Sometimes metrics can be useful for debugging as well. Metrics can provide insight into the performance of your application, the resource usage of your cluster, and the behavior of your tasks.

You can view metrics in the Anyscale Console in the Metrics tab of your workspace. Metrics are also available in Grafana for a more advanced UI which allows you to create custom dashboards for visualizing your metrics, including custom metrics.

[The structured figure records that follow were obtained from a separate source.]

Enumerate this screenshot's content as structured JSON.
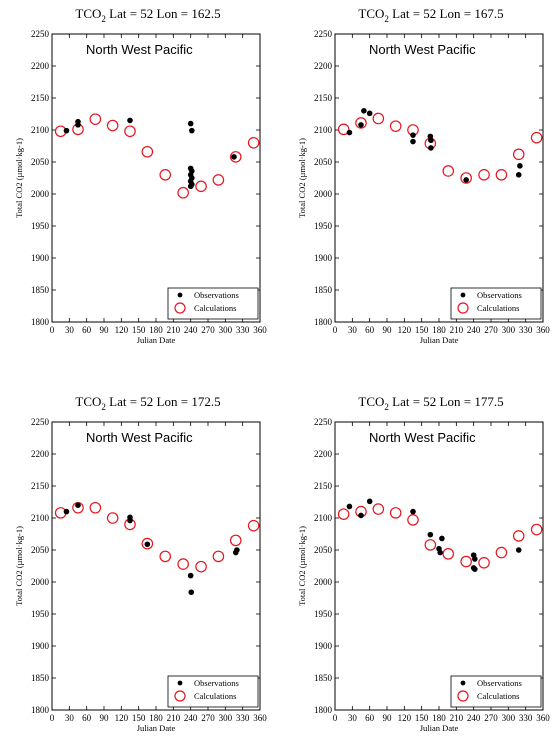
{
  "chart_data": [
    {
      "type": "scatter",
      "title_prefix": "TCO",
      "title_sub": "2",
      "title_rest": "  Lat =  52 Lon = 162.5",
      "region_label": "North West Pacific",
      "xlabel": "Julian Date",
      "ylabel": "Total CO2 (µmol·kg-1)",
      "xlim": [
        0,
        360
      ],
      "ylim": [
        1800,
        2250
      ],
      "xticks": [
        0,
        30,
        60,
        90,
        120,
        150,
        180,
        210,
        240,
        270,
        300,
        330,
        360
      ],
      "yticks": [
        1800,
        1850,
        1900,
        1950,
        2000,
        2050,
        2100,
        2150,
        2200,
        2250
      ],
      "legend_position": "bottom-right",
      "series": [
        {
          "name": "Observations",
          "marker": "filled-dot",
          "color": "#000000",
          "points": [
            [
              25,
              2099
            ],
            [
              45,
              2108
            ],
            [
              45,
              2113
            ],
            [
              135,
              2115
            ],
            [
              240,
              2110
            ],
            [
              242,
              2099
            ],
            [
              240,
              2040
            ],
            [
              242,
              2036
            ],
            [
              240,
              2030
            ],
            [
              242,
              2025
            ],
            [
              240,
              2020
            ],
            [
              242,
              2015
            ],
            [
              240,
              2012
            ],
            [
              315,
              2058
            ]
          ]
        },
        {
          "name": "Calculations",
          "marker": "open-circle",
          "color": "#e8141e",
          "points": [
            [
              15,
              2098
            ],
            [
              45,
              2101
            ],
            [
              75,
              2117
            ],
            [
              105,
              2107
            ],
            [
              135,
              2098
            ],
            [
              165,
              2066
            ],
            [
              196,
              2030
            ],
            [
              227,
              2002
            ],
            [
              258,
              2012
            ],
            [
              288,
              2022
            ],
            [
              318,
              2058
            ],
            [
              349,
              2080
            ]
          ]
        }
      ]
    },
    {
      "type": "scatter",
      "title_prefix": "TCO",
      "title_sub": "2",
      "title_rest": "  Lat =  52 Lon = 167.5",
      "region_label": "North West Pacific",
      "xlabel": "Julian Date",
      "ylabel": "Total CO2 (µmol·kg-1)",
      "xlim": [
        0,
        360
      ],
      "ylim": [
        1800,
        2250
      ],
      "xticks": [
        0,
        30,
        60,
        90,
        120,
        150,
        180,
        210,
        240,
        270,
        300,
        330,
        360
      ],
      "yticks": [
        1800,
        1850,
        1900,
        1950,
        2000,
        2050,
        2100,
        2150,
        2200,
        2250
      ],
      "legend_position": "bottom-right",
      "series": [
        {
          "name": "Observations",
          "marker": "filled-dot",
          "color": "#000000",
          "points": [
            [
              25,
              2096
            ],
            [
              45,
              2108
            ],
            [
              50,
              2130
            ],
            [
              60,
              2126
            ],
            [
              135,
              2082
            ],
            [
              135,
              2092
            ],
            [
              165,
              2090
            ],
            [
              166,
              2072
            ],
            [
              166,
              2084
            ],
            [
              227,
              2022
            ],
            [
              318,
              2030
            ],
            [
              320,
              2044
            ]
          ]
        },
        {
          "name": "Calculations",
          "marker": "open-circle",
          "color": "#e8141e",
          "points": [
            [
              15,
              2101
            ],
            [
              45,
              2111
            ],
            [
              75,
              2118
            ],
            [
              105,
              2106
            ],
            [
              135,
              2100
            ],
            [
              165,
              2079
            ],
            [
              196,
              2036
            ],
            [
              227,
              2025
            ],
            [
              258,
              2030
            ],
            [
              288,
              2030
            ],
            [
              318,
              2062
            ],
            [
              349,
              2088
            ]
          ]
        }
      ]
    },
    {
      "type": "scatter",
      "title_prefix": "TCO",
      "title_sub": "2",
      "title_rest": "  Lat =  52 Lon = 172.5",
      "region_label": "North West Pacific",
      "xlabel": "Julian Date",
      "ylabel": "Total CO2 (µmol·kg-1)",
      "xlim": [
        0,
        360
      ],
      "ylim": [
        1800,
        2250
      ],
      "xticks": [
        0,
        30,
        60,
        90,
        120,
        150,
        180,
        210,
        240,
        270,
        300,
        330,
        360
      ],
      "yticks": [
        1800,
        1850,
        1900,
        1950,
        2000,
        2050,
        2100,
        2150,
        2200,
        2250
      ],
      "legend_position": "bottom-right",
      "series": [
        {
          "name": "Observations",
          "marker": "filled-dot",
          "color": "#000000",
          "points": [
            [
              25,
              2110
            ],
            [
              45,
              2120
            ],
            [
              135,
              2096
            ],
            [
              135,
              2101
            ],
            [
              165,
              2059
            ],
            [
              240,
              2010
            ],
            [
              241,
              1984
            ],
            [
              318,
              2046
            ],
            [
              320,
              2050
            ]
          ]
        },
        {
          "name": "Calculations",
          "marker": "open-circle",
          "color": "#e8141e",
          "points": [
            [
              15,
              2108
            ],
            [
              45,
              2116
            ],
            [
              75,
              2116
            ],
            [
              105,
              2100
            ],
            [
              135,
              2090
            ],
            [
              165,
              2060
            ],
            [
              196,
              2040
            ],
            [
              227,
              2028
            ],
            [
              258,
              2024
            ],
            [
              288,
              2040
            ],
            [
              318,
              2065
            ],
            [
              349,
              2088
            ]
          ]
        }
      ]
    },
    {
      "type": "scatter",
      "title_prefix": "TCO",
      "title_sub": "2",
      "title_rest": "  Lat =  52 Lon = 177.5",
      "region_label": "North West Pacific",
      "xlabel": "Julian Date",
      "ylabel": "Total CO2 (µmol·kg-1)",
      "xlim": [
        0,
        360
      ],
      "ylim": [
        1800,
        2250
      ],
      "xticks": [
        0,
        30,
        60,
        90,
        120,
        150,
        180,
        210,
        240,
        270,
        300,
        330,
        360
      ],
      "yticks": [
        1800,
        1850,
        1900,
        1950,
        2000,
        2050,
        2100,
        2150,
        2200,
        2250
      ],
      "legend_position": "bottom-right",
      "series": [
        {
          "name": "Observations",
          "marker": "filled-dot",
          "color": "#000000",
          "points": [
            [
              25,
              2118
            ],
            [
              45,
              2104
            ],
            [
              60,
              2126
            ],
            [
              135,
              2110
            ],
            [
              165,
              2074
            ],
            [
              185,
              2068
            ],
            [
              180,
              2052
            ],
            [
              182,
              2046
            ],
            [
              240,
              2042
            ],
            [
              242,
              2036
            ],
            [
              240,
              2022
            ],
            [
              242,
              2020
            ],
            [
              318,
              2050
            ]
          ]
        },
        {
          "name": "Calculations",
          "marker": "open-circle",
          "color": "#e8141e",
          "points": [
            [
              15,
              2106
            ],
            [
              45,
              2110
            ],
            [
              75,
              2114
            ],
            [
              105,
              2108
            ],
            [
              135,
              2097
            ],
            [
              165,
              2058
            ],
            [
              196,
              2044
            ],
            [
              227,
              2032
            ],
            [
              258,
              2030
            ],
            [
              288,
              2046
            ],
            [
              318,
              2072
            ],
            [
              349,
              2082
            ]
          ]
        }
      ]
    }
  ]
}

To access Grafana, click the "View in Grafana" button within the Metrics tab.

Distributed debugger

Interactive distributed debugging with Visual Studio Code is supported with Ray >= 2.9.0 in your workspaces. This feature allows you to break into any remote task running anywhere in your Ray cluster and perform post-mortem debugging when tasks hit an exception.

Configuration

To enable debugging, set the RAY_DEBUG environment variable in runtime_env inside ray.init.

# Make sure Ray is 2.9.0 or above.
# assert ray.__version__ >= "2.9.0"
ray.init(runtime_env={
"env_vars": {"RAY_DEBUG": "1"},
})

Breaking into tasks with breakpoint()

You can insert a breakpoint directly into your Ray tasks using the standard Python breakpoint() method. When your code hits the breakpoint, it pauses execution, allowing you to connect with VS Code and inspect or modify the state of the program.

To set breakpoints, complete the following:

  • Ensure your environment is correctly set up by enabling the RAY_DEBUG variable and having a supported Ray version.
  • Insert breakpoint() at the desired point in your Ray task.
  • Run your Ray application.
  • When your program hits the breakpoint, the task enters a paused state. The terminal displays this information.
(test pid=3459) Ray debugger is listening on 10.0.0.241:48101
(test pid=3459) Waiting for debugger to attach...
  • Open the Ray extension in the sidebar of VS Code, which lists paused tasks. Select the paused task you want to attach to. connect-to-debugger
  • Use the VS Code debugger like you do when developing locally. debug

Postmortem debugging

Postmortem debugging is crucial for diagnosing issues that cause uncaught exceptions in your tasks. When a task raises an exception, Ray freezes its state and waits for a debugger to attach, allowing you to inspect the state of the program at the time of the error.

To use postmortem debugging, complete the following:

  • Ensure your environment is correctly set up by enabling the RAY_DEBUG variable and having a supported Ray version.
  • Run your Ray application.
  • When a task throws an unhandled exception, it enters a paused state. The terminal displays this information.
(test pid=3459) Ray debugger is listening on 10.0.0.241:48101
(test pid=3459) Waiting for debugger to attach...
  • Open the Ray extension in the sidebar of VS Code, which lists paused tasks. Select the paused task you want to attach to.
  • Use the VS Code debugger like you do when developing locally. debug-exception
caution

Ensure that the "unhandled exception" option is enabled in VS Code's debugger settings. This setting allows VS Code to break execution at the point where the exception occurred, enabling you to perform post-mortem analysis.